Sr. Deca [José Maria Rodrigues]

Este é o estimado cantador Deca Rodrigues, que me ensinou grande parte do repertório que conheço do Nove. Em inúmeras ocasiões no decorrer da pesquisa, e durante horas, ele seguia cantando cantigas e contando casos, me dando muitos e tantos elementos importantíssimos para construir o trabalho a que eu me propunha e que me guiaram em inúmeras percepções e caminhos. De voz macia e bom humor contagiante, Sr. Deca sempre foi capaz de congregar em torno de si um grande número de cantadores e cantadeiras, mais novos ou mais velhos que ele.

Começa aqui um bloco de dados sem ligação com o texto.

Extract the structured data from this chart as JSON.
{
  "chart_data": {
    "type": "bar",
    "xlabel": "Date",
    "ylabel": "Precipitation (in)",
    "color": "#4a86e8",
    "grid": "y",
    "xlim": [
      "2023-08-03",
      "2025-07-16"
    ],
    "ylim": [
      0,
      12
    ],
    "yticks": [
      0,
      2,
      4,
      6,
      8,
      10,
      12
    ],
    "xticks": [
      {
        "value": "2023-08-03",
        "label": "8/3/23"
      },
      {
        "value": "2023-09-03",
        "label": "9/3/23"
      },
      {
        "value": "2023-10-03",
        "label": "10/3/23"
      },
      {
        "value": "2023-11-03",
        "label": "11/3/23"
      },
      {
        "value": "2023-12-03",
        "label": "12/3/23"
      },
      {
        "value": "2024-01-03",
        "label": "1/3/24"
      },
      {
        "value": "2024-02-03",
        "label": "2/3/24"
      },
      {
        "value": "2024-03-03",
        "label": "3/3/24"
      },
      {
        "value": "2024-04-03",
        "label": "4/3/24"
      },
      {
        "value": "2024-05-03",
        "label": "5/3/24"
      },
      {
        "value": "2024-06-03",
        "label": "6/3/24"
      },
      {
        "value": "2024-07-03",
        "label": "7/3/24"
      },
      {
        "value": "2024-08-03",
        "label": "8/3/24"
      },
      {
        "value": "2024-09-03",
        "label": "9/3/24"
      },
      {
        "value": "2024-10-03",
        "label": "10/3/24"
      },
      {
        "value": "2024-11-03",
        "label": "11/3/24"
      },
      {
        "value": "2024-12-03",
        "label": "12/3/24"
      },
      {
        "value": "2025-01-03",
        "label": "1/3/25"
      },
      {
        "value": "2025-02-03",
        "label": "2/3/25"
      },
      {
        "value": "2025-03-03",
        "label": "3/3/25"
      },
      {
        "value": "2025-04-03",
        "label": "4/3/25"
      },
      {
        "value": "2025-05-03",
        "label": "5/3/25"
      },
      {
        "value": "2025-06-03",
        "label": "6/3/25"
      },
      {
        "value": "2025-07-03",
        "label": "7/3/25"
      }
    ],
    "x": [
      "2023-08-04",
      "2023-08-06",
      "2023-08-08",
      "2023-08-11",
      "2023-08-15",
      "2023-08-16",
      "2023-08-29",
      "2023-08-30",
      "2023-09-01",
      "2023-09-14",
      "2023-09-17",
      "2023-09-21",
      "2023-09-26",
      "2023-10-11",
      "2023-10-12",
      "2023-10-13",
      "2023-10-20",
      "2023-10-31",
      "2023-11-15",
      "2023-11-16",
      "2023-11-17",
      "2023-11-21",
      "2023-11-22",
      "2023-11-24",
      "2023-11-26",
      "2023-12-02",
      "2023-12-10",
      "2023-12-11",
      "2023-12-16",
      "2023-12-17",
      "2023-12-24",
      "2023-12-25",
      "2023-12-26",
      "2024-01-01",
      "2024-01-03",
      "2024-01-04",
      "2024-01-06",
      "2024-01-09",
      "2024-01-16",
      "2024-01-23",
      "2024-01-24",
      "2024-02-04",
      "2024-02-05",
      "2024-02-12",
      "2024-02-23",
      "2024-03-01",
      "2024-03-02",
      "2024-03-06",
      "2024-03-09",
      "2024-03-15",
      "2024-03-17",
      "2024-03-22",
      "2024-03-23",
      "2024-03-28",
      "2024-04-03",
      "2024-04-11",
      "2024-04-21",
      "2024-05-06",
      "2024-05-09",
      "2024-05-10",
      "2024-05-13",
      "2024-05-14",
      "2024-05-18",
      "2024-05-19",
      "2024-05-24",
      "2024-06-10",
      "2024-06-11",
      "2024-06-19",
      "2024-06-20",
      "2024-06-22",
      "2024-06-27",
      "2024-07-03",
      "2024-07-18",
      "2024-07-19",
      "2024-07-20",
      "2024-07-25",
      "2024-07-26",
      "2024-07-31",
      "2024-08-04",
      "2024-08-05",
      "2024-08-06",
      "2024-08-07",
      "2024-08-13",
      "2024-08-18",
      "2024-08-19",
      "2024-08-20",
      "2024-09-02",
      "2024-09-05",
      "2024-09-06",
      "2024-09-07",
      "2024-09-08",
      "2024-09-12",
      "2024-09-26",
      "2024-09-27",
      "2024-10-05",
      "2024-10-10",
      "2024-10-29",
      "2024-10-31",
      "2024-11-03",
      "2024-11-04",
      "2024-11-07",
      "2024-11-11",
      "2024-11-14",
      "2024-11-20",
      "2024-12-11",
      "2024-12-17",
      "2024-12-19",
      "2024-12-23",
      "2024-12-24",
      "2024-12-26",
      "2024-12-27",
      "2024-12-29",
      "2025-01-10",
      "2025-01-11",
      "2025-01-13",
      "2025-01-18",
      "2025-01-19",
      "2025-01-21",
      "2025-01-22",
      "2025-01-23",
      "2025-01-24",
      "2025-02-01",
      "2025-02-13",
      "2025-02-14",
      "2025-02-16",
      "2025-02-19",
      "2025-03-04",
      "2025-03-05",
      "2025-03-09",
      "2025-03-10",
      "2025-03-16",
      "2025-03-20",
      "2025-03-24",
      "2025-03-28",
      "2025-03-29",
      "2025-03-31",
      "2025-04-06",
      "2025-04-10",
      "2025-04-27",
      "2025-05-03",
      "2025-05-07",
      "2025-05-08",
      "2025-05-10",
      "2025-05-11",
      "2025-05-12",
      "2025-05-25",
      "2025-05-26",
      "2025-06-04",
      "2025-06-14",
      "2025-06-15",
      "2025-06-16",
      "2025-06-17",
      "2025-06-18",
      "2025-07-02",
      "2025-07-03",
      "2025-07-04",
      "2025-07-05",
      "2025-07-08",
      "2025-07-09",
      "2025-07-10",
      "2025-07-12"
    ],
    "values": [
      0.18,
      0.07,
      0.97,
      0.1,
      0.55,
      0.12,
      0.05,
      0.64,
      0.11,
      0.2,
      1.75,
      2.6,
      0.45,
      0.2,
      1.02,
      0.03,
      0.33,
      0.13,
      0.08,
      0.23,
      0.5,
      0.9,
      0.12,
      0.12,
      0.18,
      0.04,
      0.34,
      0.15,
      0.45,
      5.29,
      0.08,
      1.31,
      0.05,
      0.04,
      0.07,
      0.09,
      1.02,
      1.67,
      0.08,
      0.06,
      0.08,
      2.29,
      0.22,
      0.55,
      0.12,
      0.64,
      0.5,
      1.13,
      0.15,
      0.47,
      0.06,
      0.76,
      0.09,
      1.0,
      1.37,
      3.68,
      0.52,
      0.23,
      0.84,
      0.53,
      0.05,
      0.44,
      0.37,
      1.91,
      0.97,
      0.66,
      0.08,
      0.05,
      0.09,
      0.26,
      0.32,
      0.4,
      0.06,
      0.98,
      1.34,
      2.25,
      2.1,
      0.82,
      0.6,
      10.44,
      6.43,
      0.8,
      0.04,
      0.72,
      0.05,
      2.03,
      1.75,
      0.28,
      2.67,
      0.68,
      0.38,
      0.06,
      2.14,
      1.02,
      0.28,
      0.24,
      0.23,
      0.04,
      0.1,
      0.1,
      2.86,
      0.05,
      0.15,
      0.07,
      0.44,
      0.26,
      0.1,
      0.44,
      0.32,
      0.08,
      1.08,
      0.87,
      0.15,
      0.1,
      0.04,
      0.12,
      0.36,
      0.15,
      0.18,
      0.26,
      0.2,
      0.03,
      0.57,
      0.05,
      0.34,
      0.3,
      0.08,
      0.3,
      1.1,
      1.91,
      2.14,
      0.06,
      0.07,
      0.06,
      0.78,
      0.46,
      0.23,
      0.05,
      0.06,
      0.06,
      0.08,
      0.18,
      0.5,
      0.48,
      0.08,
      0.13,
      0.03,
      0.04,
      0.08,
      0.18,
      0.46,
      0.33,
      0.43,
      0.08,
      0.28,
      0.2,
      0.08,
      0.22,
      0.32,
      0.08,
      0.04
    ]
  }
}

1946. Aquele frio mês de julho já estava findando quando Tia Maria, parteira que vivia nos arredores do córrego do Machado, foi chamada a uma casa no pequeno povoado da Lagoa da Chamexuga – uma criança estava para nascer. O bebê que ela segurou nas mãos aquele dia foi batizado José Maria Rodrigues. Ele já tinha quatro irmãos, e muitos primos, que viviam ali mesmo, perto daquela lagoa cheia de sanguessugas, e de outras águas, as do córrego da Canabrava.

Os avós de Deca tinham chegado àquelas paragens muitos anos antes daquele mês de julho. Por volta de 1928, deixaram a Lagoa do Patrimônio, onde residiam, e depois de duas léguas chegaram àquele “terreno bom, grande, e bem servido de água” de que lhes tinham falado. Antônio Cesário , o avô que Deca não chegou a conhecer, e a avó Aninha, de estatura baixa, cabelos presos em coque, vieram com os filhos que tinham. A mais nova seguiu montada na garupa de um cavalo. A irmã de Antônio Cesário já residia ali com o marido.

A família lá se estabeleceu, e os anos foram se passando. Os filhos cresceram, casaram-se, e tiveram os filhos deles, como Deca. Muitos permaneceram ali, próximo à lagoa das sanguessugas, e eram muitas as crianças que havia. Os meninos caçavam passarinhos e traziam-nos às primas e irmãs, que os limpavam cuidadosamente antes de prepará-los para que todas as crianças pudessem ao menos experimentar daquela carne de caça.

Ainda menino, Deca via o pai tocar a viola, e cantar. Também muitos tios, e ainda o irmão mais velho. Foi crescendo enquanto aprendia a manejar outro instrumento de cordas, o violão. É capaz de cantar canções e versos do Nove por horas seguidas, sempre com o instrumento entre os braços.